The success of a hospital is often measured by its OR. Surgery programs generate 65% of a fiscally sound hospital’s margin. And facilities that are in trouble usually have dysfunctional ORs. Volume might be declining; cases such as GI, endoscopy, or pain management could be clogging the throughput; or the facility may have a “say yes to everything” mentality about its OR. Any of those diagnoses could make a hospital terminal. What’s the key to survival?
“Managing capacity and setting reasonable, rational and explainable constraints on volume so that growth can occur,” is what Sullivan Healthcare Consulting President Randy Heiser says will put a facility on a path to success. Sullivan Healthcare identifies several constraints on increasing volume: Intraoperative constraints involve physical OR space, both the number of rooms available and the size of the rooms; technology and equipment; staff availability; anesthesia availability and coverage; pre- and post-op space for patients; and the availability, storage and adequate areas for processing supplies and instruments. Some external restrictions to increasing surgical volume include budgetary limitations; inpatient bed availability; and the availability of both radiology and rehab services, such as physical therapy, on weekdays and weekends. Fine-tuning these constraints so that they are in sync with volume can lead to increased efficiencies, and—coupled with capacity management—increased surgical volume at just the right level.
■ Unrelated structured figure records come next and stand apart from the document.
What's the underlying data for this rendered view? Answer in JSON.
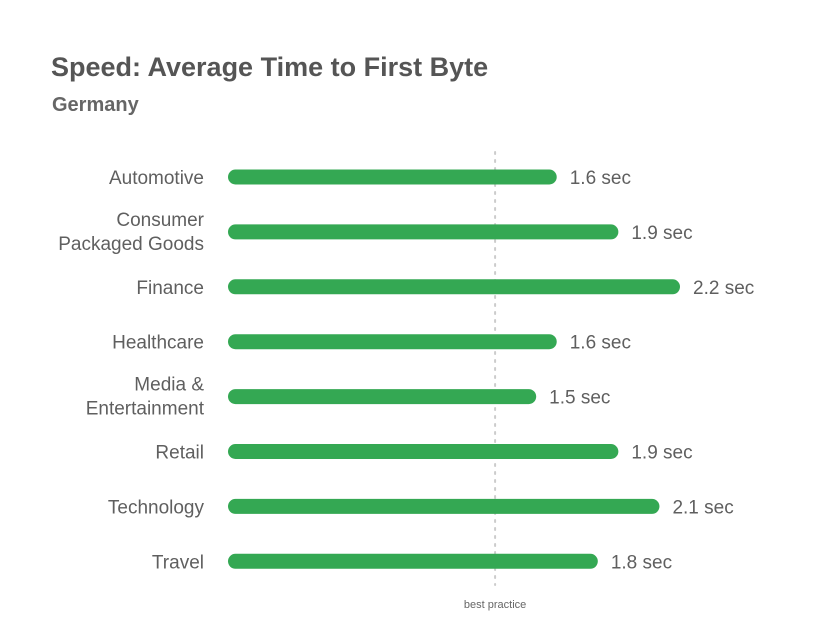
{
  "chart_data": {
    "type": "bar",
    "orientation": "horizontal",
    "title": "Speed: Average Time to First Byte",
    "subtitle": "Germany",
    "categories": [
      [
        "Automotive"
      ],
      [
        "Consumer",
        "Packaged Goods"
      ],
      [
        "Finance"
      ],
      [
        "Healthcare"
      ],
      [
        "Media &",
        "Entertainment"
      ],
      [
        "Retail"
      ],
      [
        "Technology"
      ],
      [
        "Travel"
      ]
    ],
    "values": [
      1.6,
      1.9,
      2.2,
      1.6,
      1.5,
      1.9,
      2.1,
      1.8
    ],
    "value_labels": [
      "1.6 sec",
      "1.9 sec",
      "2.2 sec",
      "1.6 sec",
      "1.5 sec",
      "1.9 sec",
      "2.1 sec",
      "1.8 sec"
    ],
    "reference_line": {
      "value": 1.3,
      "label": "best practice"
    },
    "xlim": [
      0.0,
      2.2
    ],
    "grid": false,
    "bar_color": "#34a853",
    "ref_line_color": "#cccccc"
  }
}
Heiser identifies capacity management as “the strategic forecasting of perioperative resources so that suitable investments can be made to achieve your hospital’s measurable OR goals.” Medical leadership and hospital executives enter into a partnership to establish and agree upon the goals. Hospital investments are decided in advance and evolve as part of the budget process. The investments are data-driven and completely transparent. The collaboration between a Surgery Executive Committee (to enforce policies, set budgets and manage capacity) and hospital executives ensures objectives are met and the OR stays on track.
Several factors must be examined as the hospital moves toward managing its OR capacity:
- Size – How big should the OR be?
- Time – What are the hours of operation?
- Services – What services will be offered and how will they be distributed?
- Priority – Who gets OR time and when?
- Resources – Which are available and how are they managed?
- Governance – Who manages capacity?
- Performance – What are the OR targets and how is the facility going to achieve them?
After the data is gathered, a capacity management process can be set up. It will need an effective governance structure and solid scheduling policies, as well as resources to determine the budget and capacity process, analyze data and provide recommendations for block changes. This data—once captured, shared and analyzed—serves to justify the changes and sustain them.
The governance structure in the capacity management process is one of the most important components. It involves a Surgery Executive Committee, a revised or improved Surgery Committee and a Surgery Medical Director. The Surgery Executive Committee is like a board of directors, dedicated to the overall program. This group meets frequently to manage capacity, receive data and take any actions necessary. These are the “big picture” people, who provide best practices that focus on patient and surgeon needs, as well as an increase in OR case volume, revenue and margins adequate enough for new technology, medical staff expenses and competitive wages.
A new Surgery Committee would be a bit larger, with department chairs, section chairs, the Director of Perioperative Services, administrators and the Surgery Medical Director among its members. This group approves medical staff policies and communicates policies to relevant staff. It also works with hospital administration and the Surgery Executive Committee on strategic planning.
The Surgery Medical Director is a board-certified surgeon/ anesthesiologist. He or she must know the OR inside and out. The Director needs exceptional interpersonal and communication skills with patients, physicians and other clinical and administrative personnel. He or she is respected by those who work in the OR and is committed to improvement of OR processes and systems. This physician would take the lead in making medical and operational policy recommendations to the Surgery and Surgery Executive Committees, and ensure that surgeons and anesthesia providers adhere to those policies.
Surgery Scheduling, Block-by-Block
Surgery scheduling must be done to allow for, of course, scheduled cases, as well as urgent and emergent surgeries, elective surgeries and elective FC/FS access. To be successful, the block scheduling design must be linked to the surgery capacity management plan, and the coverage plan should match demand and be guaranteed by nursing and anesthesiology.
Block scheduling can’t be one-size-fits-all. It should be individual with variable block sizes and release times, and a few half-day blocks. The schedule should be balanced with anticipated inpatient demand and flexibility to increase, decrease and modify blocks. And forget backroom deals. Transparency is essential, with an eye toward a new paradigm: access is a privilege, not a right.
Review Plans to Ensure Efficiency
OR coverage plans should be reviewed to compare historic demand versus coverage. Take a look also at usage by day of the week and by week of the month to see what the variability is. This allows facilities to devise a variable OR access plan based on historic urgent, emergent, and elective demand as well as the budgeted plan. It’s the basis for the capacity plan.
But remember, every hospital’s demand is different, from the volume of cases, to the case mix, to the budgeted hours. Having plans that allow for capacity to accommodate all cases, even urgent and emergent ones, will promote increased volume at the capacity your OR can efficiently handle.